= Lapse and anti-lapse =

Complementary concepts under the US law of wills

Lapse and anti-lapse are complementary concepts under the US law of wills, which address the disposition of property that is willed to someone who dies before the testator (the writer of the will).

==Lapse==
At common law, lapse occurs when the beneficiary or the devisee under the will predeceases the testator, invalidating the gift. The gift would instead revert to the residuary estate or be granted under the law of intestate succession.

If the deceased beneficiary was intended to inherit part or all of the residuary estate, then that portion of the estate would pass by intestate succession, as though the testator had left no will. This rule is referred to as the doctrine of no residue of a residue, because the portion of the residuary estate that did not itself pass under the will could not be considered part of the residuary estate at all.

Under section 2-604(b) of the uniform probate code, "if the residue is devised to two or more persons, the share of a residuary devisee that fails for any reason passes to the other residuary devisee, or to other residuary devisees in proportion to the interest of each in the remaining part of the residue." Simply put, if there are two parties in the remainder and one has not survived, the entirety of the remainder goes to the surviving residuary devisee or devisees.

In jurisdictions which have adopted the Uniform Simultaneous Death Act, or the 1991 version of the Uniform Probate Code (but not the previous Uniform Probate Code), any devisee who dies within 120 hours after the testator is legally considered to have died before the testator.

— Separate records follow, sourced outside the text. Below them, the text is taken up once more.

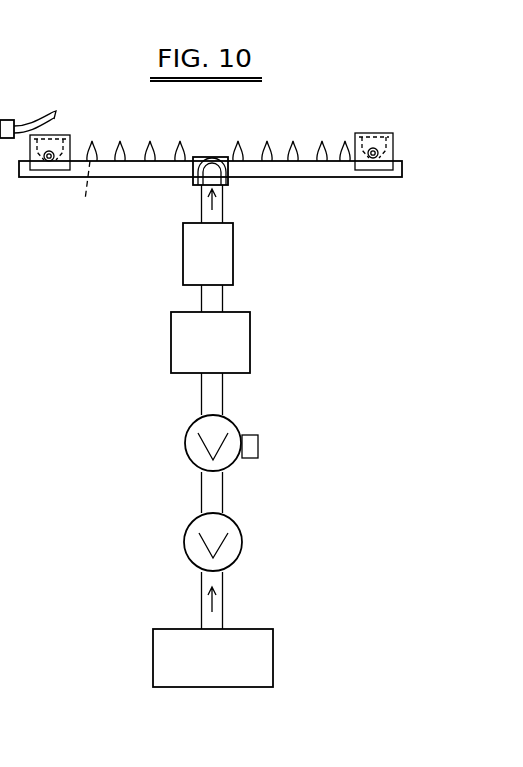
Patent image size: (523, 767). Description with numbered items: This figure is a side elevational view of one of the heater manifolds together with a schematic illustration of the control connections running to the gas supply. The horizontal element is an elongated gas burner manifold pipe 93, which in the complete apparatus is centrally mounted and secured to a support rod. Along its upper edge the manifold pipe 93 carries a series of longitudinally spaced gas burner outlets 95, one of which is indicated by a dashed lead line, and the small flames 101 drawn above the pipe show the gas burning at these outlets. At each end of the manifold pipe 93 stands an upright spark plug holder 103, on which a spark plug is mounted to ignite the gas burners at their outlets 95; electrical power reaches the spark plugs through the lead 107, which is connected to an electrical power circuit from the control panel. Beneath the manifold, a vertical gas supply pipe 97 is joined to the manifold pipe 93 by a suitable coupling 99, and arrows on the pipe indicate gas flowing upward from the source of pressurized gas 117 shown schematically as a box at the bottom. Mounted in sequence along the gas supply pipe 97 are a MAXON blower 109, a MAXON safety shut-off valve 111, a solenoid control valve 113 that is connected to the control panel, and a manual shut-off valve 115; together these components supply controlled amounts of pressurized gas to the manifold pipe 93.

The gas burner manifold pipe 93 is at (137, 171).
The gas burner outlet 95 is at (80, 193).
The gas supply pipe 97 is at (216, 205).
The coupling 99 is at (208, 158).
The burner flames 101 is at (293, 157).
The spark plug holder 103 is at (37, 170).
The lead 107 is at (50, 117).
The MAXON blower 109 is at (193, 260).
The MAXON safety shut-off valve 111 is at (185, 337).
The solenoid control valve 113 is at (185, 442).
The manual shut-off valve 115 is at (185, 532).
The source of pressurized gas 117 is at (153, 642).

In such jurisdictions, only a devisee who survives more than 120 hours after the testator is considered to have met this "statutory survival test."

==Anti-lapse statutes==
Most common-law jurisdictions have enacted an anti-lapse statute to address this situation. The anti-lapse statute "saves" the bequest if it has been made to parties specified in the statute, usually members of the testator's immediate family, if they had issue that survived the testator. For example, the New York anti-lapse statute specifies brothers, sisters, and issue, specifically. If the anti-lapse statute does indeed apply, then the issue of the deceased beneficiary will inherit whatever was willed to the beneficiary. The testator can prevent the operation of an anti-lapse statute by providing that the gift will only go to the named beneficiary if that beneficiary survives the testator, or by simply stating in the will that the anti-lapse statute does not apply.

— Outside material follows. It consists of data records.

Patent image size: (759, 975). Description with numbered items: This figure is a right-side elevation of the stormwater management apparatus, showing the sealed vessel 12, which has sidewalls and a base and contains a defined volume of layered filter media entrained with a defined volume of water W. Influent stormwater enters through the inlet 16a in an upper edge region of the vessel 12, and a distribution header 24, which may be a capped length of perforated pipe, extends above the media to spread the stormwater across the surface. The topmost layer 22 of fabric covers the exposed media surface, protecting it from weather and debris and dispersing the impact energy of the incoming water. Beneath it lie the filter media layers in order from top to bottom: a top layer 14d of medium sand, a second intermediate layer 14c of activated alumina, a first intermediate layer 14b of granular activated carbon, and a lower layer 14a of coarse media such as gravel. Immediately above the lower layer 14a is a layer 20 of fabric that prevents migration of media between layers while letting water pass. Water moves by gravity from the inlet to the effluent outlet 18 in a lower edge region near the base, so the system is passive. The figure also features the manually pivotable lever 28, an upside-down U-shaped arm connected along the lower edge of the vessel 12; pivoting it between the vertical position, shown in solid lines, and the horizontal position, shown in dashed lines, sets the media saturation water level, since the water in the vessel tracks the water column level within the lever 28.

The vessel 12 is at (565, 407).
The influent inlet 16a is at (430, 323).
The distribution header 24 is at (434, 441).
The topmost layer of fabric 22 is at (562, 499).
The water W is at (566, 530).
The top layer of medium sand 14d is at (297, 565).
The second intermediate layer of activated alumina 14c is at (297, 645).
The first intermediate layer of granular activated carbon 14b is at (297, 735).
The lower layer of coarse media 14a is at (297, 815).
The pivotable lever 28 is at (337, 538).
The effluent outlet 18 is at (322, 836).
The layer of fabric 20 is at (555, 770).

Another modification to the common law of lapse is the elimination of the "no residue of a residue" rule where multiple beneficiaries are named to inherit the residue. The modern view is that where a beneficiary was intended to inherit part of the residuary estate who predeceases the testator, and that beneficiary is not covered by the anti-lapse statute, then that beneficiary's inheritance will return to the residuary estate, to be inherited by the other beneficiaries to whom the residue has been willed.